Mais do que conhecimento profissional, mulheres descobrem seu valor na sociedade
Há um mês, o Campus Ilha Solteira do IFSP recebe uma turma diferente de alunos para os cursos de Economia Solidária. Além da grande assiduidade, os estudantes trazem junto aos cadernos uma sede por aprendizado e por emancipação.
Das 60 vagas oferecidas pelos cursos de Agente de Desenvolvimento Cooperativista Solidário e Gestão de Empreendimentos Econômicos Solidários, 52 são ocupadas por mulheres, o que já começa a revelar o perfil da demanda, analisa o coordenador-adjunto do programa e docente do Campus Ilha Solteira, Marcos da Cruz Alves Siqueira: “a composição das turmas revela um dado expressivo: a centralidade das mulheres nas iniciativas da economia solidária. Entre elas, há mulheres de assentamentos da reforma agrária, feirantes, artesãs, ribeirinhas, profissionais independentes, além de estudantes trans, o que evidencia a diversidade e a potência transformadora que esses cursos têm alcançado.”

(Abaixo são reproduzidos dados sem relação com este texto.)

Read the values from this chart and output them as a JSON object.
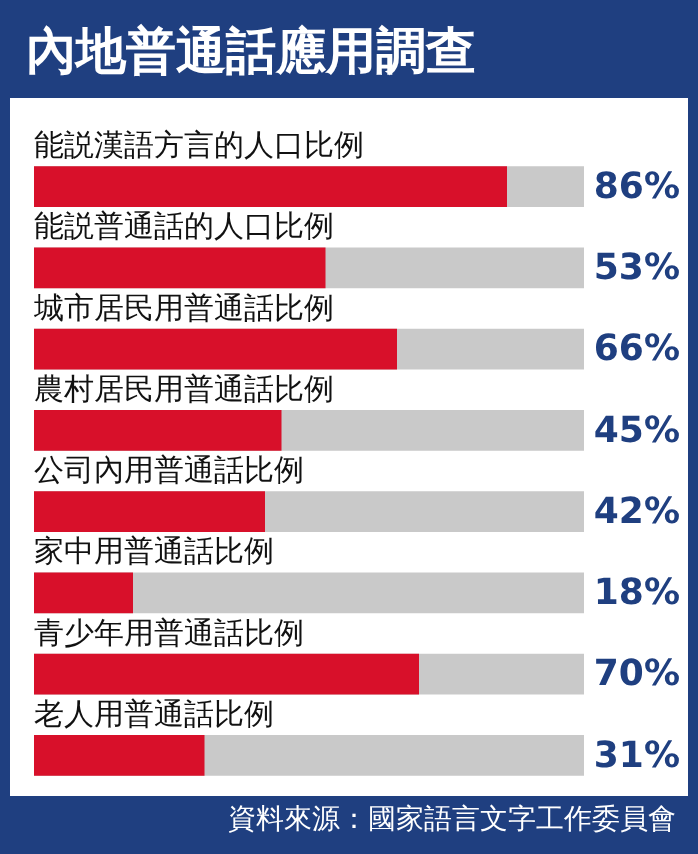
{
  "chart_data": {
    "type": "bar",
    "orientation": "horizontal",
    "title": "內地普通話應用調查",
    "categories": [
      "能説漢語方言的人口比例",
      "能説普通話的人口比例",
      "城市居民用普通話比例",
      "農村居民用普通話比例",
      "公司內用普通話比例",
      "家中用普通話比例",
      "青少年用普通話比例",
      "老人用普通話比例"
    ],
    "values": [
      86,
      53,
      66,
      45,
      42,
      18,
      70,
      31
    ],
    "value_labels": [
      "86%",
      "53%",
      "66%",
      "45%",
      "42%",
      "18%",
      "70%",
      "31%"
    ],
    "color": "#d8102a",
    "xlim": [
      0,
      100
    ],
    "tick_labels": "y",
    "annotations": [
      "資料來源：國家語言文字工作委員會"
    ]
  }
}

Marcos define a ação como “uma transformação silenciosa, mas profundamente impactante”. A afirmação é tão verdadeira que as mulheres que participaram do curso de agente no ano passado voltaram para o curso de gestão; enquanto isso, as que já passaram pelo curso de gestão aguardam nova oportunidade de formação em Economia Solidária no IFSP.
Se a possibilidade de formação qualificada, sobretudo para elas, é limitada na região, como aponta o docente, as estudantes não medem esforços para agarrarem essa oportunidade, que, por sua vez, enxerga essas mulheres em sua completude. Ali pertinho da sala onde estudam, elas deixam seus filhos e netos sob cuidados de servidores ou ex-alunos do Campus Ilha Solteira, que entretém a criançada enquanto suas mães e avós dão o exemplo do estudo. Elas, por sua vez, comemoram esse cuidado ao revelarem que essa é a única forma de estarem presentes nos bancos da escola.

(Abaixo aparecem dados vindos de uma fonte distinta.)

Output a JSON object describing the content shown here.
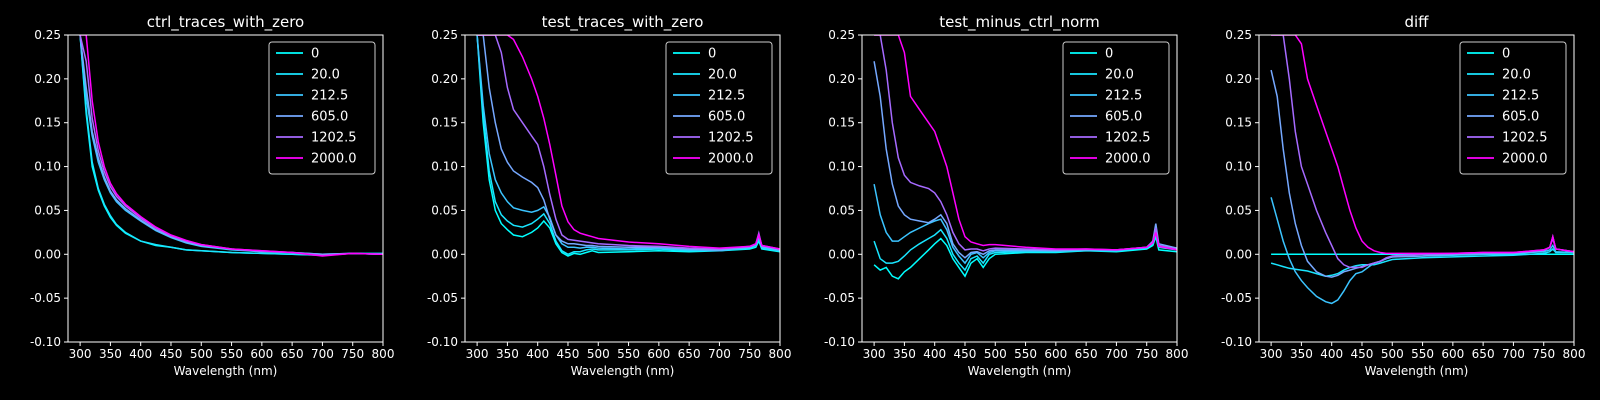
{
  "figure": {
    "background": "#000000",
    "foreground": "#ffffff",
    "xlabel": "Wavelength (nm)"
  },
  "chart_data": [
    {
      "type": "line",
      "title": "ctrl_traces_with_zero",
      "xlabel": "Wavelength (nm)",
      "ylabel": "",
      "xlim": [
        280,
        800
      ],
      "ylim": [
        -0.1,
        0.25
      ],
      "xticks": [
        300,
        350,
        400,
        450,
        500,
        550,
        600,
        650,
        700,
        750,
        800
      ],
      "yticks": [
        -0.1,
        -0.05,
        0.0,
        0.05,
        0.1,
        0.15,
        0.2,
        0.25
      ],
      "legend_position": "top-right",
      "x": [
        300,
        310,
        320,
        330,
        340,
        350,
        360,
        375,
        400,
        425,
        450,
        475,
        500,
        550,
        600,
        650,
        700,
        750,
        800
      ],
      "series": [
        {
          "name": "0",
          "color": "#00ffff",
          "values": [
            0.25,
            0.16,
            0.1,
            0.073,
            0.055,
            0.042,
            0.033,
            0.024,
            0.015,
            0.01,
            0.008,
            0.005,
            0.004,
            0.002,
            0.001,
            0.0,
            -0.001,
            0.001,
            0.001
          ]
        },
        {
          "name": "20.0",
          "color": "#19e5ff",
          "values": [
            0.25,
            0.165,
            0.105,
            0.075,
            0.057,
            0.044,
            0.034,
            0.025,
            0.015,
            0.011,
            0.008,
            0.005,
            0.004,
            0.002,
            0.001,
            0.0,
            -0.001,
            0.001,
            0.0
          ]
        },
        {
          "name": "212.5",
          "color": "#3bc4ff",
          "values": [
            0.25,
            0.18,
            0.135,
            0.105,
            0.085,
            0.07,
            0.06,
            0.05,
            0.038,
            0.027,
            0.019,
            0.013,
            0.009,
            0.005,
            0.003,
            0.002,
            0.0,
            0.001,
            0.0
          ]
        },
        {
          "name": "605.0",
          "color": "#75a8ff",
          "values": [
            0.25,
            0.19,
            0.14,
            0.11,
            0.088,
            0.072,
            0.062,
            0.052,
            0.039,
            0.028,
            0.02,
            0.014,
            0.01,
            0.006,
            0.003,
            0.002,
            0.0,
            0.001,
            0.0
          ]
        },
        {
          "name": "1202.5",
          "color": "#a66aff",
          "values": [
            0.25,
            0.22,
            0.155,
            0.118,
            0.094,
            0.077,
            0.066,
            0.055,
            0.041,
            0.03,
            0.021,
            0.015,
            0.011,
            0.006,
            0.004,
            0.002,
            -0.001,
            0.001,
            0.0
          ]
        },
        {
          "name": "2000.0",
          "color": "#ff00ff",
          "values": [
            0.25,
            0.25,
            0.175,
            0.128,
            0.1,
            0.081,
            0.069,
            0.057,
            0.043,
            0.031,
            0.022,
            0.016,
            0.011,
            0.006,
            0.004,
            0.002,
            -0.002,
            0.001,
            0.0
          ]
        }
      ]
    },
    {
      "type": "line",
      "title": "test_traces_with_zero",
      "xlabel": "Wavelength (nm)",
      "ylabel": "",
      "xlim": [
        280,
        800
      ],
      "ylim": [
        -0.1,
        0.25
      ],
      "xticks": [
        300,
        350,
        400,
        450,
        500,
        550,
        600,
        650,
        700,
        750,
        800
      ],
      "yticks": [
        -0.1,
        -0.05,
        0.0,
        0.05,
        0.1,
        0.15,
        0.2,
        0.25
      ],
      "legend_position": "top-right",
      "x": [
        300,
        310,
        320,
        330,
        340,
        350,
        360,
        375,
        390,
        400,
        410,
        420,
        430,
        440,
        450,
        460,
        470,
        480,
        490,
        500,
        550,
        600,
        650,
        700,
        750,
        760,
        765,
        770,
        800
      ],
      "series": [
        {
          "name": "0",
          "color": "#00ffff",
          "values": [
            0.25,
            0.15,
            0.085,
            0.05,
            0.035,
            0.028,
            0.022,
            0.02,
            0.025,
            0.03,
            0.038,
            0.03,
            0.012,
            0.002,
            -0.002,
            0.001,
            0.0,
            0.002,
            0.004,
            0.002,
            0.003,
            0.004,
            0.003,
            0.004,
            0.006,
            0.008,
            0.015,
            0.006,
            0.003
          ]
        },
        {
          "name": "20.0",
          "color": "#19e5ff",
          "values": [
            0.25,
            0.16,
            0.095,
            0.06,
            0.045,
            0.038,
            0.033,
            0.031,
            0.035,
            0.04,
            0.046,
            0.035,
            0.015,
            0.004,
            0.0,
            0.003,
            0.003,
            0.005,
            0.006,
            0.005,
            0.005,
            0.006,
            0.004,
            0.004,
            0.007,
            0.01,
            0.018,
            0.007,
            0.004
          ]
        },
        {
          "name": "212.5",
          "color": "#3bc4ff",
          "values": [
            0.25,
            0.17,
            0.115,
            0.085,
            0.07,
            0.06,
            0.053,
            0.05,
            0.048,
            0.05,
            0.054,
            0.042,
            0.022,
            0.012,
            0.008,
            0.008,
            0.007,
            0.008,
            0.008,
            0.007,
            0.006,
            0.007,
            0.005,
            0.004,
            0.008,
            0.01,
            0.02,
            0.008,
            0.004
          ]
        },
        {
          "name": "605.0",
          "color": "#75a8ff",
          "values": [
            0.25,
            0.25,
            0.19,
            0.15,
            0.12,
            0.105,
            0.095,
            0.088,
            0.082,
            0.076,
            0.062,
            0.04,
            0.022,
            0.015,
            0.012,
            0.012,
            0.011,
            0.01,
            0.01,
            0.009,
            0.008,
            0.008,
            0.006,
            0.005,
            0.008,
            0.011,
            0.022,
            0.009,
            0.005
          ]
        },
        {
          "name": "1202.5",
          "color": "#a66aff",
          "values": [
            0.25,
            0.25,
            0.25,
            0.25,
            0.23,
            0.19,
            0.165,
            0.15,
            0.135,
            0.125,
            0.1,
            0.068,
            0.04,
            0.022,
            0.017,
            0.016,
            0.015,
            0.014,
            0.013,
            0.012,
            0.01,
            0.009,
            0.007,
            0.006,
            0.009,
            0.012,
            0.024,
            0.01,
            0.006
          ]
        },
        {
          "name": "2000.0",
          "color": "#ff00ff",
          "values": [
            0.25,
            0.25,
            0.25,
            0.25,
            0.25,
            0.25,
            0.245,
            0.225,
            0.2,
            0.18,
            0.155,
            0.125,
            0.09,
            0.055,
            0.037,
            0.028,
            0.024,
            0.022,
            0.02,
            0.018,
            0.014,
            0.012,
            0.009,
            0.007,
            0.009,
            0.012,
            0.022,
            0.01,
            0.006
          ]
        }
      ]
    },
    {
      "type": "line",
      "title": "test_minus_ctrl_norm",
      "xlabel": "Wavelength (nm)",
      "ylabel": "",
      "xlim": [
        280,
        800
      ],
      "ylim": [
        -0.1,
        0.25
      ],
      "xticks": [
        300,
        350,
        400,
        450,
        500,
        550,
        600,
        650,
        700,
        750,
        800
      ],
      "yticks": [
        -0.1,
        -0.05,
        0.0,
        0.05,
        0.1,
        0.15,
        0.2,
        0.25
      ],
      "legend_position": "top-right",
      "x": [
        300,
        310,
        320,
        330,
        340,
        350,
        360,
        375,
        390,
        400,
        410,
        420,
        430,
        440,
        450,
        460,
        470,
        480,
        490,
        500,
        550,
        600,
        650,
        700,
        750,
        760,
        765,
        770,
        800
      ],
      "series": [
        {
          "name": "0",
          "color": "#00ffff",
          "values": [
            -0.012,
            -0.018,
            -0.015,
            -0.025,
            -0.028,
            -0.02,
            -0.015,
            -0.005,
            0.005,
            0.012,
            0.018,
            0.01,
            -0.005,
            -0.015,
            -0.025,
            -0.01,
            -0.005,
            -0.015,
            -0.005,
            0.0,
            0.002,
            0.002,
            0.004,
            0.003,
            0.006,
            0.01,
            0.02,
            0.005,
            0.003
          ]
        },
        {
          "name": "20.0",
          "color": "#19e5ff",
          "values": [
            0.015,
            -0.005,
            -0.01,
            -0.01,
            -0.008,
            -0.002,
            0.005,
            0.012,
            0.018,
            0.022,
            0.028,
            0.018,
            0.0,
            -0.01,
            -0.018,
            -0.005,
            -0.002,
            -0.01,
            0.0,
            0.002,
            0.003,
            0.003,
            0.004,
            0.004,
            0.007,
            0.012,
            0.025,
            0.008,
            0.005
          ]
        },
        {
          "name": "212.5",
          "color": "#3bc4ff",
          "values": [
            0.08,
            0.045,
            0.025,
            0.015,
            0.015,
            0.02,
            0.025,
            0.03,
            0.035,
            0.038,
            0.04,
            0.028,
            0.008,
            -0.002,
            -0.01,
            0.0,
            0.002,
            -0.004,
            0.002,
            0.004,
            0.004,
            0.004,
            0.005,
            0.004,
            0.008,
            0.014,
            0.03,
            0.01,
            0.006
          ]
        },
        {
          "name": "605.0",
          "color": "#75a8ff",
          "values": [
            0.22,
            0.18,
            0.12,
            0.08,
            0.055,
            0.045,
            0.04,
            0.038,
            0.036,
            0.04,
            0.045,
            0.035,
            0.012,
            0.002,
            -0.004,
            0.002,
            0.003,
            0.0,
            0.004,
            0.005,
            0.005,
            0.004,
            0.005,
            0.005,
            0.008,
            0.015,
            0.035,
            0.012,
            0.007
          ]
        },
        {
          "name": "1202.5",
          "color": "#a66aff",
          "values": [
            0.25,
            0.25,
            0.21,
            0.15,
            0.11,
            0.09,
            0.082,
            0.078,
            0.075,
            0.07,
            0.06,
            0.045,
            0.025,
            0.012,
            0.005,
            0.006,
            0.006,
            0.004,
            0.006,
            0.007,
            0.006,
            0.005,
            0.006,
            0.005,
            0.008,
            0.014,
            0.03,
            0.01,
            0.006
          ]
        },
        {
          "name": "2000.0",
          "color": "#ff00ff",
          "values": [
            0.25,
            0.25,
            0.25,
            0.25,
            0.25,
            0.23,
            0.18,
            0.165,
            0.15,
            0.14,
            0.12,
            0.1,
            0.07,
            0.04,
            0.02,
            0.014,
            0.012,
            0.01,
            0.011,
            0.011,
            0.008,
            0.006,
            0.006,
            0.005,
            0.008,
            0.013,
            0.025,
            0.009,
            0.005
          ]
        }
      ]
    },
    {
      "type": "line",
      "title": "diff",
      "xlabel": "Wavelength (nm)",
      "ylabel": "",
      "xlim": [
        280,
        800
      ],
      "ylim": [
        -0.1,
        0.25
      ],
      "xticks": [
        300,
        350,
        400,
        450,
        500,
        550,
        600,
        650,
        700,
        750,
        800
      ],
      "yticks": [
        -0.1,
        -0.05,
        0.0,
        0.05,
        0.1,
        0.15,
        0.2,
        0.25
      ],
      "legend_position": "top-right",
      "x": [
        300,
        310,
        320,
        330,
        340,
        350,
        360,
        375,
        390,
        400,
        410,
        420,
        430,
        440,
        450,
        460,
        470,
        480,
        490,
        500,
        550,
        600,
        650,
        700,
        750,
        760,
        765,
        770,
        800
      ],
      "series": [
        {
          "name": "0",
          "color": "#00ffff",
          "values": [
            0.0,
            0.0,
            0.0,
            0.0,
            0.0,
            0.0,
            0.0,
            0.0,
            0.0,
            0.0,
            0.0,
            0.0,
            0.0,
            0.0,
            0.0,
            0.0,
            0.0,
            0.0,
            0.0,
            0.0,
            0.0,
            0.0,
            0.0,
            0.0,
            0.0,
            0.0,
            0.0,
            0.0,
            0.0
          ]
        },
        {
          "name": "20.0",
          "color": "#19e5ff",
          "values": [
            -0.01,
            -0.012,
            -0.014,
            -0.016,
            -0.017,
            -0.018,
            -0.019,
            -0.022,
            -0.025,
            -0.024,
            -0.022,
            -0.018,
            -0.015,
            -0.013,
            -0.012,
            -0.012,
            -0.012,
            -0.01,
            -0.008,
            -0.006,
            -0.004,
            -0.003,
            -0.002,
            -0.001,
            0.001,
            0.003,
            0.006,
            0.002,
            0.002
          ]
        },
        {
          "name": "212.5",
          "color": "#3bc4ff",
          "values": [
            0.065,
            0.04,
            0.015,
            -0.005,
            -0.02,
            -0.03,
            -0.038,
            -0.048,
            -0.054,
            -0.056,
            -0.052,
            -0.042,
            -0.03,
            -0.022,
            -0.02,
            -0.015,
            -0.01,
            -0.008,
            -0.005,
            -0.003,
            -0.002,
            -0.001,
            0.0,
            0.001,
            0.003,
            0.005,
            0.01,
            0.003,
            0.002
          ]
        },
        {
          "name": "605.0",
          "color": "#75a8ff",
          "values": [
            0.21,
            0.18,
            0.12,
            0.07,
            0.035,
            0.01,
            -0.008,
            -0.02,
            -0.025,
            -0.026,
            -0.024,
            -0.02,
            -0.018,
            -0.016,
            -0.014,
            -0.012,
            -0.01,
            -0.008,
            -0.005,
            -0.003,
            -0.002,
            0.0,
            0.001,
            0.001,
            0.004,
            0.008,
            0.02,
            0.006,
            0.003
          ]
        },
        {
          "name": "1202.5",
          "color": "#a66aff",
          "values": [
            0.25,
            0.25,
            0.25,
            0.2,
            0.14,
            0.1,
            0.08,
            0.05,
            0.025,
            0.01,
            -0.005,
            -0.012,
            -0.015,
            -0.015,
            -0.015,
            -0.012,
            -0.01,
            -0.008,
            -0.004,
            -0.002,
            0.0,
            0.001,
            0.002,
            0.002,
            0.005,
            0.008,
            0.018,
            0.006,
            0.003
          ]
        },
        {
          "name": "2000.0",
          "color": "#ff00ff",
          "values": [
            0.25,
            0.25,
            0.25,
            0.25,
            0.25,
            0.24,
            0.2,
            0.17,
            0.14,
            0.12,
            0.1,
            0.075,
            0.05,
            0.03,
            0.015,
            0.008,
            0.004,
            0.002,
            0.001,
            0.001,
            0.001,
            0.001,
            0.002,
            0.002,
            0.005,
            0.008,
            0.02,
            0.006,
            0.003
          ]
        }
      ]
    }
  ]
}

Hoje, quem cuida das crianças é a ex-aluna do programa Rosângela Cristina Damico, que presenciou aprendizado e empoderamento durante as aulas em 2024: “os cursos proporcionaram mais do que conhecimento profissional, permitiram às mulheres compreenderem o valor do seu trabalho e sua importância na sociedade” (leia mais aqui).
“Como coordenador desses cursos, é gratificante observar o amadurecimento coletivo que tem acontecido ao longo da formação. Os resultados são concretos e vão muito além das salas de aula: tivemos estudantes que aprovaram projetos em leis de incentivo à cultura e à agricultura familiar; outros, ingressaram com pedidos de registro de marca junto ao Instituto Nacional de Propriedade Industrial (INPI), fortalecendo juridicamente seus empreendimentos. Também temos casos inspiradores de mulheres que, a partir da formação, conseguiram formalizar e estruturar seus próprios negócios”, relata Marcos da Cruz.
Para ele, outro ponto marcante é o impacto das aulas de informática e comunicação: “muitos alunos que antes dependiam de terceiros para produzir materiais gráficos e divulgar seus produtos no ambiente digital, agora dominam ferramentas de edição, design e redes sociais, ganhando autonomia para promover seus trabalhos de forma profissional e assertiva”.
O docente destaca que o êxito não seria possível sem o comprometimento dos docentes que integram o projeto: profissionais com forte atuação em movimentos sociais, cooperativas, instituições públicas e setores culturais têm enriquecido a experiência pedagógica com vivências práticas, aproximando teoria e realidade.
Esses cursos, conclui Marcos, “mostram como a educação pública e gratuita pode ser um instrumento real de transformação, especialmente em regiões onde a oferta de formação técnica e política para populações marginalizadas é escassa. Ilha Solteira se torna, assim, um território de resistência e inovação, por meio de uma economia que coloca a solidariedade, a coletividade e a justiça social como princípios estruturantes”.